There was a formidable looking taxi line outside the lower level of the gleaming new terminal at Beijing Capital airport, but a squadron of of drivers made the wait quite bearable.
I rode in a tired old VW Jetta to my hotel in the central city in about half an hour, with a fare of 90-yuan ($15US given the extortionist exchange rate I got at SFO). There were some exciting moments during the ride, but I've had hairier rides in San Francisco, and Belgian taxis are still the craziest in the world in my book.
To say Beijing has been transformed in the 30 years ago since Deng Xiaoping first touted capitalism is to say that Cher or Michael Jackson have been transformed during these years as well. The statement is factual, but hardly captures the enormity of it all.
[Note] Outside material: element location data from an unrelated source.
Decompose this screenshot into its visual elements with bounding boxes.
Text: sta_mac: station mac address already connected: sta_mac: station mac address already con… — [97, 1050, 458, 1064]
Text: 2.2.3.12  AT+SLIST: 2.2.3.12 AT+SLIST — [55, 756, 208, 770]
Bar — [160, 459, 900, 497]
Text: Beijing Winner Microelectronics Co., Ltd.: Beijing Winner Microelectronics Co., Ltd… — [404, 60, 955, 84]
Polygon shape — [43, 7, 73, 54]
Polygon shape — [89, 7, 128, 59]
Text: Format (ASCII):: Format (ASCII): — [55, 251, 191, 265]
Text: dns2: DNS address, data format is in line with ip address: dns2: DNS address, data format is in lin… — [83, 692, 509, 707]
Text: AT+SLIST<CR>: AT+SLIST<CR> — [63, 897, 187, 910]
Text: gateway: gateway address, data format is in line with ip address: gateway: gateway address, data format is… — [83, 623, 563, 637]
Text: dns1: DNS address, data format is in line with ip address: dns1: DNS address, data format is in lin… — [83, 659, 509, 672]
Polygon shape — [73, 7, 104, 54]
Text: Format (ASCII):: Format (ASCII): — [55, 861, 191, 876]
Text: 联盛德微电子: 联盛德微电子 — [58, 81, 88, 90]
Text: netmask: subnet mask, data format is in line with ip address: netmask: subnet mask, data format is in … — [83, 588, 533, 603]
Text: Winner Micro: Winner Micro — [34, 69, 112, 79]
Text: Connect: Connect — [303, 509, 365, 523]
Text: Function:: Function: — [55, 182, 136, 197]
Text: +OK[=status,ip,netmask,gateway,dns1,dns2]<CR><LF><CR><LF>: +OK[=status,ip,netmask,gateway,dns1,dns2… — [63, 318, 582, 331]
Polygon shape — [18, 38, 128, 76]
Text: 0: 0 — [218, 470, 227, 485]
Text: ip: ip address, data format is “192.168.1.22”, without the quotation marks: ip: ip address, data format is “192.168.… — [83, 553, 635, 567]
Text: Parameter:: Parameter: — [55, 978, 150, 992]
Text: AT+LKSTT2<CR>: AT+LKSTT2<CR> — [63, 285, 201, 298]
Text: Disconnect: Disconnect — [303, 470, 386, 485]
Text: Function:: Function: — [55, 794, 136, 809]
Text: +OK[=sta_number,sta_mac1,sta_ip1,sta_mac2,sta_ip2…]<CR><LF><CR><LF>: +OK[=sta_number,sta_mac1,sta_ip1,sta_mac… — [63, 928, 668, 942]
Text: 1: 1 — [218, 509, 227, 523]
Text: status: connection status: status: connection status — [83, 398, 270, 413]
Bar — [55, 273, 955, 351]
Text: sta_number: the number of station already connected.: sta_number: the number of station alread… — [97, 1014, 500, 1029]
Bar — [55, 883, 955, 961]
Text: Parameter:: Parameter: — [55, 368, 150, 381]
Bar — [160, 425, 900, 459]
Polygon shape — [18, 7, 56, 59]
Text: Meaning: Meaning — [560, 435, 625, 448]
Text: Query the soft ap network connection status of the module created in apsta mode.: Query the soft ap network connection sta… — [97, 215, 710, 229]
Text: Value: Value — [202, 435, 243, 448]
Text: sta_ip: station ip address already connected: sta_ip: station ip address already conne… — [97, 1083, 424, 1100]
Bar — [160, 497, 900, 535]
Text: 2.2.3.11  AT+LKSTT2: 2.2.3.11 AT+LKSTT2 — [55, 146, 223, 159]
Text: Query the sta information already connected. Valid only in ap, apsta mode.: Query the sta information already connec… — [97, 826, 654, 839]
Beijing's facelifts, tucks, peels, and implants have been beneficial, however, at least to the capitalist American eye. It's as if city planners visited New York, Paris, and Dallas, then decided to create long Paris-style boulevards with a New York skyline, populated by buildings of a scale that would make Texans jealous.
So this is how China is using all the money Americans spend on products from the Middle Kingdom. The basic style here is massive and modern. The good news is that I could be sitting in any great city of the world. After a long flight and debilitating time change, I'll admit it's OK to be in nice, familiar surroundings. Keeps the nerves from getting too jangled.
Ate at the hotel restaurant last night, a place called "Made in China" that had the ambiance, clientele, and pricing of many places in Palo Alto or Santana Row in San Jose. A western business traveler--particularly one from the very Asian San Francisco Bay Area--can visit Beijing and feel right at home. So maybe the bad news is that modern-day, central Beijing is not a place to seek the uniqueness of ancient Chinese culture. Does that mean that what's really going beneath the surface here will be obscured to me?
But I'm hardly an architecture critic or social commentator; to me what this means is there must be a lot of modern IT infrastructure lurking underneath all this planning, building, business, and development. With luck, this trip will uncover many stories on this topic.